A 1,200-truck logistics operator we worked with runs warehouse operations and fleet dispatch on 94 Oracle Forms screens built between 2004 and 2009. Drivers still call dispatchers on the phone to give ETAs. The dispatchers still type those ETAs into Forms.

The transactions process reliably. The visibility doesn’t exist.

What modern logistics dashboards need

Our supply chain customers consistently ask for the same four capabilities, and Oracle Forms can deliver none of them.

Fleet tracking dashboard. Real-time vehicle position, delivery ETA, driver status, and fuel consumption, refreshed every 30 seconds and available from any device.

Warehouse heatmaps. A visual layer over inventory density, picking efficiency, and dock utilization. Bottlenecks become visible before they break throughput.

Order fulfillment pipeline.

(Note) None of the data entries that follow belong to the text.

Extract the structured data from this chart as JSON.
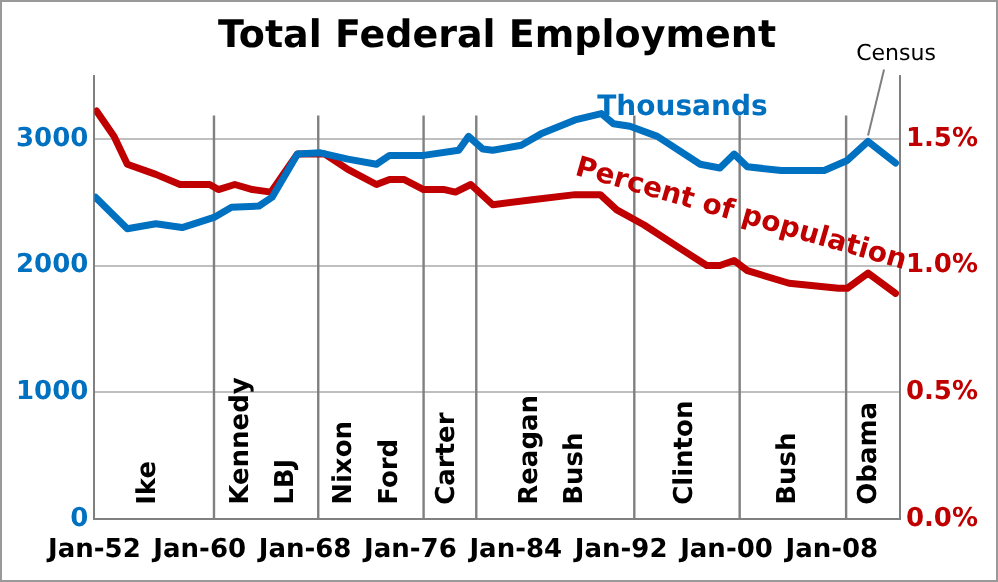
{
  "chart_data": {
    "type": "line",
    "title": "Total Federal Employment",
    "xlim": [
      "1952-01",
      "2013-03"
    ],
    "xticks": [
      {
        "value": "1952-01",
        "label": "Jan-52"
      },
      {
        "value": "1960-01",
        "label": "Jan-60"
      },
      {
        "value": "1968-01",
        "label": "Jan-68"
      },
      {
        "value": "1976-01",
        "label": "Jan-76"
      },
      {
        "value": "1984-01",
        "label": "Jan-84"
      },
      {
        "value": "1992-01",
        "label": "Jan-92"
      },
      {
        "value": "2000-01",
        "label": "Jan-00"
      },
      {
        "value": "2008-01",
        "label": "Jan-08"
      }
    ],
    "ylim": [
      0,
      3500
    ],
    "yticks": [
      0,
      1000,
      2000,
      3000
    ],
    "y2lim": [
      0,
      1.75
    ],
    "y2ticks": [
      {
        "value": 0,
        "label": "0.0%"
      },
      {
        "value": 0.5,
        "label": "0.5%"
      },
      {
        "value": 1,
        "label": "1.0%"
      },
      {
        "value": 1.5,
        "label": "1.5%"
      }
    ],
    "grid": "y",
    "legend": false,
    "marker": "none",
    "line_style": "solid",
    "series": [
      {
        "name": "Thousands",
        "color": "#0070c0",
        "x": [
          "1952-02",
          "1954-07",
          "1956-09",
          "1958-09",
          "1961-02",
          "1962-06",
          "1964-07",
          "1965-07",
          "1967-06",
          "1969-03",
          "1971-04",
          "1973-06",
          "1974-06",
          "1977-01",
          "1979-09",
          "1980-06",
          "1981-07",
          "1982-04",
          "1984-06",
          "1985-12",
          "1988-07",
          "1990-07",
          "1991-06",
          "1992-09",
          "1994-10",
          "1998-01",
          "1999-07",
          "2000-08",
          "2001-08",
          "2004-03",
          "2007-06",
          "2009-03",
          "2010-10",
          "2012-11"
        ],
        "values": [
          2540,
          2290,
          2330,
          2300,
          2380,
          2460,
          2470,
          2540,
          2880,
          2890,
          2840,
          2800,
          2870,
          2870,
          2910,
          3020,
          2920,
          2910,
          2950,
          3040,
          3150,
          3200,
          3120,
          3100,
          3020,
          2800,
          2770,
          2880,
          2780,
          2750,
          2750,
          2830,
          2980,
          2810
        ]
      },
      {
        "name": "Percent of population",
        "color": "#c00000",
        "axis": "y2",
        "x": [
          "1952-03",
          "1953-07",
          "1954-07",
          "1956-09",
          "1958-07",
          "1960-10",
          "1961-06",
          "1962-09",
          "1964-01",
          "1965-06",
          "1967-06",
          "1969-07",
          "1971-04",
          "1973-06",
          "1974-06",
          "1975-07",
          "1977-01",
          "1978-08",
          "1979-06",
          "1980-08",
          "1982-04",
          "1985-04",
          "1988-07",
          "1990-06",
          "1991-09",
          "1993-10",
          "1996-06",
          "1998-07",
          "1999-07",
          "2000-08",
          "2001-08",
          "2004-10",
          "2008-07",
          "2009-03",
          "2010-10",
          "2012-11"
        ],
        "values": [
          1.61,
          1.51,
          1.4,
          1.36,
          1.32,
          1.32,
          1.3,
          1.32,
          1.3,
          1.29,
          1.44,
          1.44,
          1.38,
          1.32,
          1.34,
          1.34,
          1.3,
          1.3,
          1.29,
          1.32,
          1.24,
          1.26,
          1.28,
          1.28,
          1.22,
          1.16,
          1.07,
          1.0,
          1.0,
          1.02,
          0.98,
          0.93,
          0.91,
          0.91,
          0.97,
          0.89
        ]
      }
    ],
    "ref_lines": [
      {
        "axis": "x",
        "value": "1961-02",
        "color": "#808080"
      },
      {
        "axis": "x",
        "value": "1969-01",
        "color": "#808080"
      },
      {
        "axis": "x",
        "value": "1977-01",
        "color": "#808080"
      },
      {
        "axis": "x",
        "value": "1981-01",
        "color": "#808080"
      },
      {
        "axis": "x",
        "value": "1993-01",
        "color": "#808080"
      },
      {
        "axis": "x",
        "value": "2001-01",
        "color": "#808080"
      },
      {
        "axis": "x",
        "value": "2009-02",
        "color": "#808080"
      }
    ],
    "annotations": [
      "Ike",
      "Kennedy",
      "LBJ",
      "Nixon",
      "Ford",
      "Carter",
      "Reagan",
      "Bush",
      "Clinton",
      "Bush",
      "Obama",
      {
        "text": "Census",
        "x": "2010-10",
        "y": 2980
      }
    ]
  }
}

End-to-end status from customer order to final delivery, with automated alerts when an SLA is at risk.

Carrier performance scorecards. On-time delivery rates, damage claims, and cost per shipment across every carrier, with automated routing to the best performer.

The integration problem

Modern logistics requires the ERP to talk to a dozen external systems: GPS providers like Samsara and Geotab, e-commerce platforms like Shopify and WooCommerce, EDI partners for automated POs, and IoT sensors for temperature, humidity, and motion in the warehouse.

Oracle Forms has no native API surface. Every one of those integrations today is a custom middleware project with its own maintenance burden and its own failure modes.

The DEX approach

After migration, the new TypeScript application exposes REST APIs that any external service can call. GPS data feeds the fleet dashboard directly. E-commerce orders flow into the fulfillment pipeline without a nightly batch. IoT sensor readings trigger inventory alerts in real time.

The business logic that governs warehouse allocation, carrier selection, and order prioritization is preserved exactly as it ran in Forms. Our migration engine extracts it from the original PL/SQL deterministically, so the rules don’t drift in translation. The dispatchers stop typing ETAs because the system already knows them.